Mild allergic reactions result from a patient's hypersensitivity to soluble allergens in the plasma of the donor unit. The blood recipient forms antibodies to these allergens which are bound to IgE on mast cells and causes the release of histamines. Histamines increase vascular dilation and permeability which allows vascular fluids to escape into the tissues. Swelling occurs and itchy, raised, red welts appear. Allergen substances may be drugs or food consumed by the blood donor. Anaphylactoid and anaphylactic reactions (collectively referred to as anaphylaxis) result from the recipient's forming anti-IgA, which targets IgA proteins in the donor plasma. Recipients have a genetic IgA deficiency. It is also believed that these types of reactions may be caused by other substances in the donor blood such as a peanut allergen transfused to a patient with a peanut allergy.

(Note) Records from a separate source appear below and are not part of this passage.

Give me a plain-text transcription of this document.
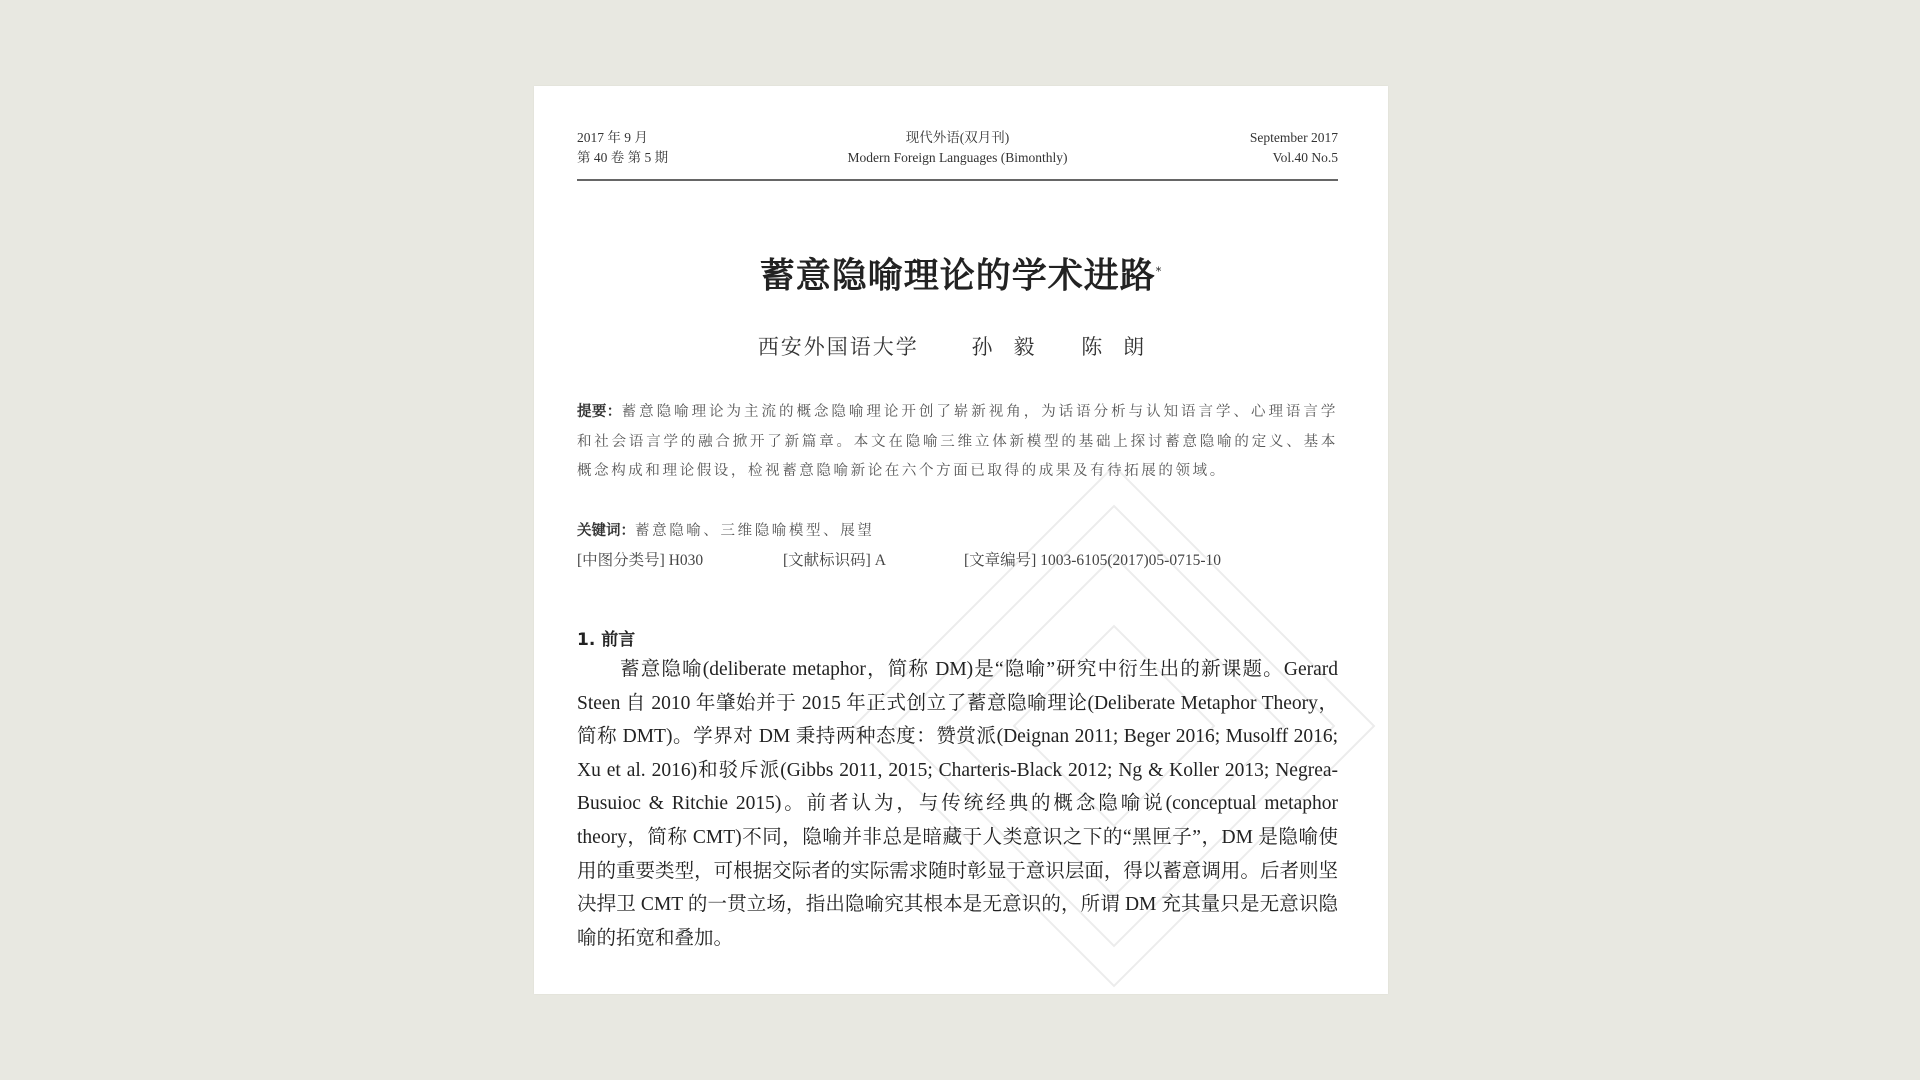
2017 年 9 月
第 40 卷 第 5 期
现代外语(双月刊)
Modern Foreign Languages (Bimonthly)
September 2017
Vol.40 No.5
蓄意隐喻理论的学术进路*
西安外国语大学	孙　毅 陈　朗
提要：蓄意隐喻理论为主流的概念隐喻理论开创了崭新视角，为话语分析与认知语言学、心理语言学和社会语言学的融合掀开了新篇章。本文在隐喻三维立体新模型的基础上探讨蓄意隐喻的定义、基本概念构成和理论假设，检视蓄意隐喻新论在六个方面已取得的成果及有待拓展的领域。
关键词：蓄意隐喻、三维隐喻模型、展望
[中图分类号] H030	[文献标识码] A	[文章编号] 1003-6105(2017)05-0715-10
1. 前言
蓄意隐喻(deliberate metaphor，简称 DM)是“隐喻”研究中衍生出的新课题。Gerard Steen 自 2010 年肇始并于 2015 年正式创立了蓄意隐喻理论(Deliberate Metaphor Theory，简称 DMT)。学界对 DM 秉持两种态度：赞赏派(Deignan 2011; Beger 2016; Musolff 2016; Xu et al. 2016)和驳斥派(Gibbs 2011, 2015; Charteris-Black 2012; Ng & Koller 2013; Negrea-Busuioc & Ritchie 2015)。前者认为，与传统经典的概念隐喻说(conceptual metaphor theory，简称 CMT)不同，隐喻并非总是暗藏于人类意识之下的“黑匣子”，DM 是隐喻使用的重要类型，可根据交际者的实际需求随时彰显于意识层面，得以蓄意调用。后者则坚决捍卫 CMT 的一贯立场，指出隐喻究其根本是无意识的，所谓 DM 充其量只是无意识隐喻的拓宽和叠加。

The AABB published an interim standard in 2005 that states, "Donors implicated in TRALI or associated with multiple events of TRALI shall be evaluated regarding their continued eligibility to donate." A donor is associated with TRALI when one of his/her donor units is transfused 6 hours before the clinical presentation of TRALI in a patient. A donor is implicated in TRALI if he/she is found to have an antibody to an HLA class I or II antigen and the antibody is specific for an antigen on the recipient's leukocytes or a positive crossmatch is obtained.*It is suggested that donors at greatest risk of developing HLA antibodies be tested, such as multiparous women. It has also been suggested that donors that present with demonstrable antibodies and have been implicated in TRALI be permanently deferred from donating. Studies have shown that donors implicated in TRALI reactions may present a future danger to transfusion recipients. Although, there are some instances where donors with HLA antibodies have not caused TRALI reactions. Another option would be to wash all red cell products from these donors in special circumstances such as rare donors. Reference: Association bulletin #05-09. AABB; August 2005. Available at: http://www.aabb.org/resources/publications/bulletins/Pages/ab05-09.aspx. Accessed November 12, 2010.

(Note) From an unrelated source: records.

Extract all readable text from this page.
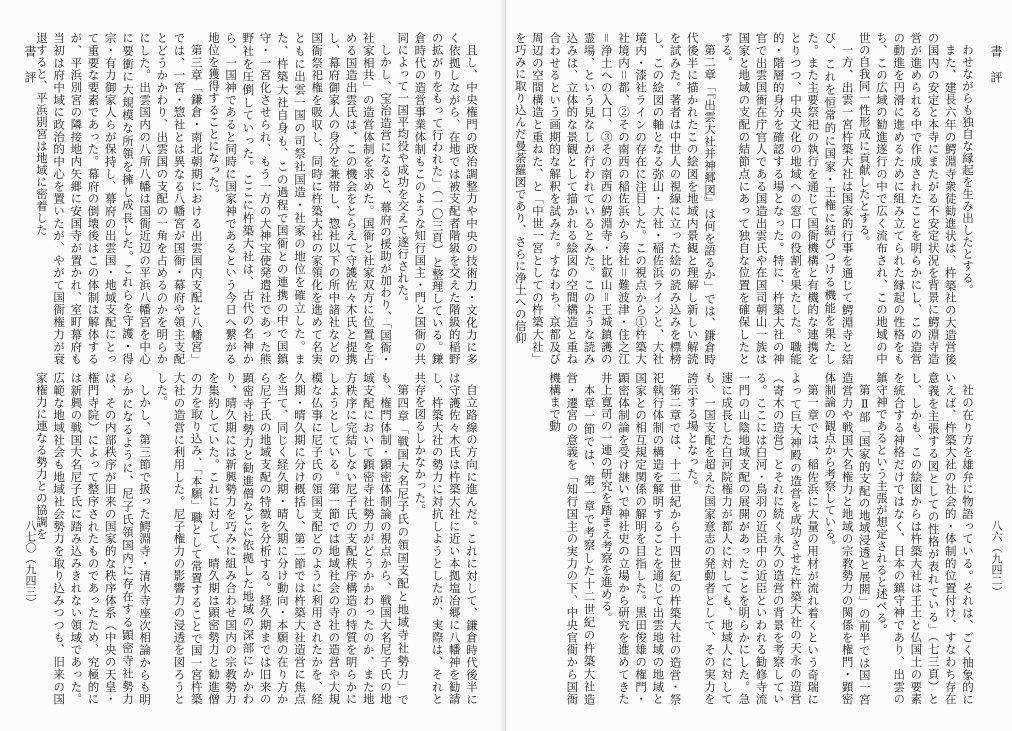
書評	且し、中央権門の政治調整力や中央の技術力・文化力に多く依拠しながら、在地では被支配者階級を交えた階級的稲野の拡がりをもって行われた」（一〇三頁）と整理している。鎌倉時代の造営事業体制もこのような知行国主・門と国衙の共同によって一国平均役や成功を交えて遂行された。

しかし、宝治造営になると、幕府の援助が加わり、「国衙・社家相共」の造営体制を求めた。国衙と社家双方に位置を占める国造出雲氏は、この機会をとらえて守護佐々木氏と提携し、幕府御家人の身分を兼帯し、惣社以下の所中諸社などの国衙祭祀権を吸収し、同時に杵築大社の家領化を進めて名実ともに出雲一国の司祭社国造・社家の地位を確立した。また、杵築大社自身も、この過程で国衙との連携の中で国鎮守・一宮化させられ、もう一方の大神宝使発遣社であった熊野社を圧倒していった。ここに杵築大社は、古代の名神から、一国神であると同時に国家神であるという今日へ繋がる地位を獲得することになった。

第三章「鎌倉・南北朝期における出雲国内支配と八幡宮」では、一宮・惣社とは異なる八幡宮が国衙・幕府や領主支配とどうかかわり、出雲国の支配の一角を占めるのかを明らかにした。出雲国内の八所八幡は国衙近辺の平浜八幡宮を中心に要衝に大規模な所領を擁し成長した。これらを守護・得宗・有力御家人らが保持し、幕府の出雲国・地域支配にとって重要な要素であった。幕府の倒壊後はこの体制は解体するが、平浜別宮の隣接地内矢郷に安国寺が置かれ、室町幕府も当初は府中域に政治的中心を置いたが、やがて国衙権力が衰退すると、平浜別宮は地域に密着した

自立路線の方向に進んだ。これに対して、鎌倉時代後半には守護佐々木氏は杵築大社に近い本拠塩冶郷に八幡神を勧請し、杵築大社の勢力に対抗しようとしたが、実際は、それと共存を図るしかなかった。

第四章「戦国大名尼子氏の領国支配と地域寺社勢力」でも、権門体制・顕密体制論の視点から、戦国大名尼子氏の地域支配において顕密寺社勢力がどうかかわったのか、また地方秩序に完結しない尼子氏の支配秩序構造の特質を明らかにしようとしている。第一節では地域社会の寺社の造営や大規模な仏事に尼子氏の領国支配どのように利用されたかを、経久期・晴久期に分け概括し、第二節では杵築大社造営に焦点を当て、同じく経久期・晴久期に分け動向・本願の在り方から尼子氏の地域支配の特徴を分析する。経久期までは旧来の顕密寺社勢力と勧進僧などに依拠した地域の深部にかかわり、晴久期には新興勢力を巧みに組み合わせ国内の宗教勢力を集約していた。これに対して、晴久期は顕密勢力と勧進僧の力を取り込み、「本願」職として常置することで国一宮杵築大社の造営に利用した。尼子権力の影響力の浸透を図ろうとした。

しかし、第三節で扱った鰐淵寺・清水寺座次相論からも明らかになるように、尼子氏領国内に存在する顕密寺社勢力は、その内部秩序が旧来の国家的な秩序体系（中央の天皇・権門寺院）によって整序されたものであったため、究極的には新興の戦国大名尼子氏に踏み込みきれない領域であった。広範な地域社会も地域社会勢力を取り込みつつも、旧来の国家権力に連なる勢力との協調を

八七〇（九四三）
書評

わせながらも独自な縁起を生み出したとする。

また、建長六年の鰐淵寺衆徒勧進状は、杵築社の大造営後の国内の安定と本寺にまたがる不安定状況を背景に鰐淵寺造営が進められる中で作成されたことを明らかにし、この造営の動進を円滑に進めるために組み立てられた縁起の性格をもち、この広域の勧進遂行の中で広く流布され、この地域の中世の自我同一性形成に貢献したとする。

一方、出雲一宮杵築大社は国家的行事を通じて鰐淵寺と結び、これを恒常的に国家・王権に結びつける機能を果たした。また主要祭祀の執行を通じて国衙機構と有機的な連携をとりつつ、中央文化の地域への窓口の役割を果たした。職能的・階層的身分を確認する場となった。特に、杵築大社の神官で出雲国衙在庁官人である国造出雲氏や在国司朝山一族は国家と地域の支配の結節点にあって独自な位置を確保したとする。

第二章「『出雲大社并神郷図』は何を語るか」では、鎌倉時代後半に描かれたこの絵図を地域内景観と理解し新しい解読を試みた。著者は中世人の視線に立った絵の読み込みを標榜し、この絵図の軸となる弥山・大社・稲佐浜ラインと、大社境内・漆社ラインの存在に注目した。この視点から①杵築大社境内＝都、②その南西の稲佐浜から湊社＝難波津・住之江＝浄土への入口、③その南西の鰐淵寺・比叡山＝王城鎮護の霊場、という見なしが行われているとみた。このような読み込みは、立体的な景観として描かれる絵図の空間構造と重ね合わせるという画期的な解釈を試みた。すなわち、京都及び周辺の空間構造と重ねた、と「中世一宮としての杵築大社」を巧みに取り込んだ曼荼羅図であり、さらに浄土への信仰

社の在り方を雄弁に物語っている。それは、ごく抽象的にいえば、杵築大社の社会的・体制的位置付け、すなわち存在意義を主張する図としての性格が表れている」（七三頁）とし、しかも、この絵図からは杵築大社は王土と仏国土の要素を統合する神格だけではなく、日本の鎮守神であり、出雲の鎮守神であるという主張が想定されると述べる。

第Ⅱ部「国家的支配の地域浸透と展開」の前半では国一宮造営力や戦国大名権力と地域の宗教勢力の関係を権門・顕密体制論の観点から考察している。

第一章では、稲佐浜に大量の用材が流れ着くという奇瑞によって巨大神殿の造営を成功させた杵築大社の天永の造営（寄木の造営）とそれに続く永久の造営の背景を考察している。ここには白河・鳥羽の近臣中の近臣といわれる勧修寺流一門の山陰地域支配の展開があったことを明らかにした。急速に成長した白河院権力が都人に対しても、地域人に対しても、一国支配を超えた国家意志の発動者として、その実力を誇示する場となった。

第二章では、十二世紀から十四世紀の杵築大社の造営・祭祀執行体制の構造を解明することを通じて出雲地域の地域と国家との相互規定関係の解明を目指した。黒田俊雄の権門・顕密体制論を受け継いで神社史の立場から研究を進めてきた井上寛司の一連の研究を踏まえ考察を進める。

本章一節では、第一章で考察した十二世紀の杵築大社造営・遷宮の意義を「知行国主の実力の下、中央官衙から国衙機構まで動

八六（九四二）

The symptom most commonly associated with a delayed hemolytic transfusion reaction (DHTR) is unexplained decrease in hemoglobin and hematocrit. Patients may also present with fever and jaundice. Hemolysis occurs slowly and is primarily extravascular. Unlike an acute hemolytic transfusion reaction (AHTR), hemoglobinuria, acute renal failure, and disseminated intravascular coagulation (DIC) are not generally seen. On some occasions, patient's may not present with any symptoms. Serologic findings include a positive direct antiglobulin test (DAT) and/or a positive antibody screen in post-transfusion testing. In many cases, the physician will send a request for an additional transfusion because of the decreased hemoglobin levels, and not suspect a DHTR. The positive antibody screen will trigger an investigation including antibody identification. The DAT may have a mixed field appearance because of the antibody-sensitized transfused red cells and the non-sensitized patient red cells. Segments from the donor unit can be tested for the offending antigen once the antibody has been identified.Antibodies that are most often reported as the cause of DHTR are anti-Jka and anti- Jkb. Other antibodies that are also commonly implicated in a DHTR include Kell, Rh, and Duffy system antibodies.The patient's physician should be notified so that additional clinical and laboratory evidence can be evaluated.